KOMMENTAR VON CHRISTIAN JAKOB ÜBER DIE VERURTEILUNG VON EXDIKTATOR RÍOS MONTT
: Späte Genugtuung für die Opfer

Das Urteil zeigt: Die Institutionen sind nicht mehr nur in Händen der Reaktion

Kaum irgendwo sind die sozialen Gegensätze so scharf wie in Lateinamerika. Arm und Reich, Weiß und Indigen sind hier seit jeher strikt getrennt. Dieses Gefüge hat die herrschende Schicht lange gegen alle Angriffe – von Guerillas, von parlamentarischen oder von zivilgesellschaftlichen Bewegungen – zu verteidigen gewusst.

In Guatemala fiel die Abwehr der Forderung nach Umverteilung besonders blutig aus. Dass die Justiz die Kriegsverbrechen jemals ahnden würde, war für sie unvorstellbar. Zu lange stand sie in Lateinamerika verlässlich auf der Seite der Mächtigen. Mit dem überraschenden Urteil über Ríos Montt hat diese Einheit einen Riss bekommen. Es ist offen, wie es weitergeht: Ob der Exgeneral im Militärgefängnis sterben oder nach einer Berufung sein Lebensende doch noch in Freiheit verbringen wird. So oder so: Der Richterspruch ist in der Welt und er zeigt eine Veränderung des sozialen Kräfteverhältnisses.

Es ist den Reaktionären weder gelungen, Montt zu retten, noch, die offizielle Feststellung eines Völkermordes zu verhindern. Versuche dazu hat es genug gegeben. Auf der politischen Ebene bestanden diese vor allem in nationalistischen Kampagnen: „Die Menschenrechtler“ wurden als ausländische Elemente hingestellt, deren Ziel es sei, die Einheit Guatemalas zu zersetzen. Diese Argumentation begleitete den Prozess gegen den Putschisten Montt seit Langem.
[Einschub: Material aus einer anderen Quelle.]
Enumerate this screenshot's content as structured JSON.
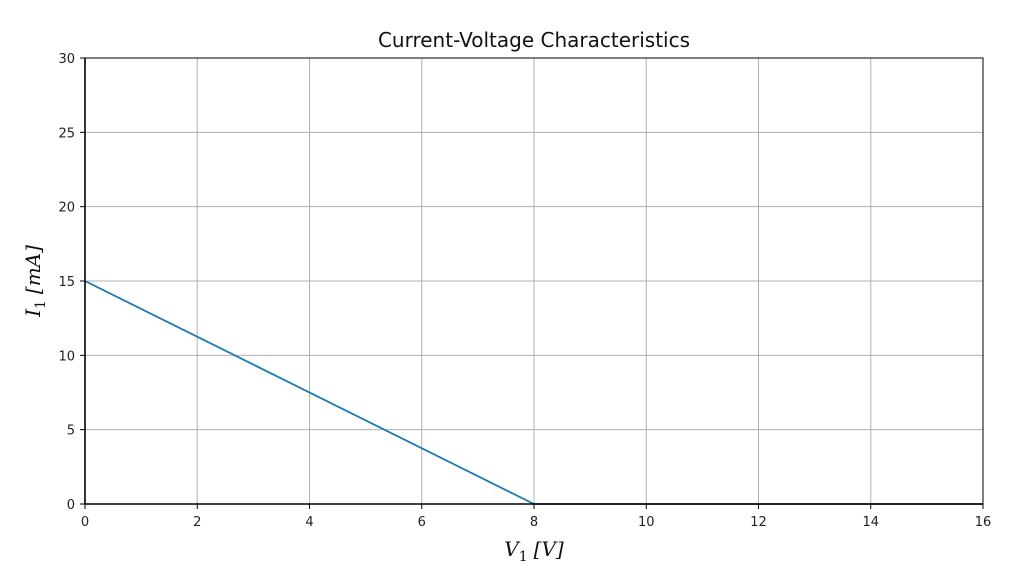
{
  "chart_data": {
    "type": "line",
    "title": "Current-Voltage Characteristics",
    "xlabel": {
      "main": "V",
      "sub": "1",
      "unit": "[V]"
    },
    "ylabel": {
      "main": "I",
      "sub": "1",
      "unit": "[mA]"
    },
    "xlim": [
      0,
      16
    ],
    "ylim": [
      0,
      30
    ],
    "xticks": [
      0,
      2,
      4,
      6,
      8,
      10,
      12,
      14,
      16
    ],
    "yticks": [
      0,
      5,
      10,
      15,
      20,
      25,
      30
    ],
    "grid": true,
    "series": [
      {
        "color": "#1f77b4",
        "x": [
          0,
          8,
          16
        ],
        "y": [
          15,
          0,
          0
        ]
      }
    ]
  }
}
Dass die Rechten es nötig hatten, auf solche Weise Stimmung gegen das Gericht zu machen, ist ein gutes Zeichen. Denn es beweist: Sie haben die staatlichen Institutionen nicht mehr vollständig in der Hand – sonst wäre es überhaupt nicht zu dem Prozess gekommen, geschweige denn zu einem Urteil.

Das stärkt die Zivilgesellschaft, die seit Jahrzehnten für die Aufarbeitung der Verbrechen gekämpft hat – und dabei oft massiven Drohungen ausgesetzt war. Dennoch ist es ihr gelungen, Institutionen auf ihre Seite zu ziehen, von denen sie lange Zeit nichts zu erwarten hatte. Diese Stärkung können die sozialen Bewegungen gut gebrauchen. Denn die Aufarbeitung des Bürgerkriegs ist nicht beendet, nur weil Montt im Gefängnis sitzt. Und die sozialen Probleme, die damals den Krieg ausgelöst haben, bestehen fort. Doch die Vorzeichen, unter denen der Kampf um Umverteilung geführt wird, sind jetzt nicht mehr dieselben.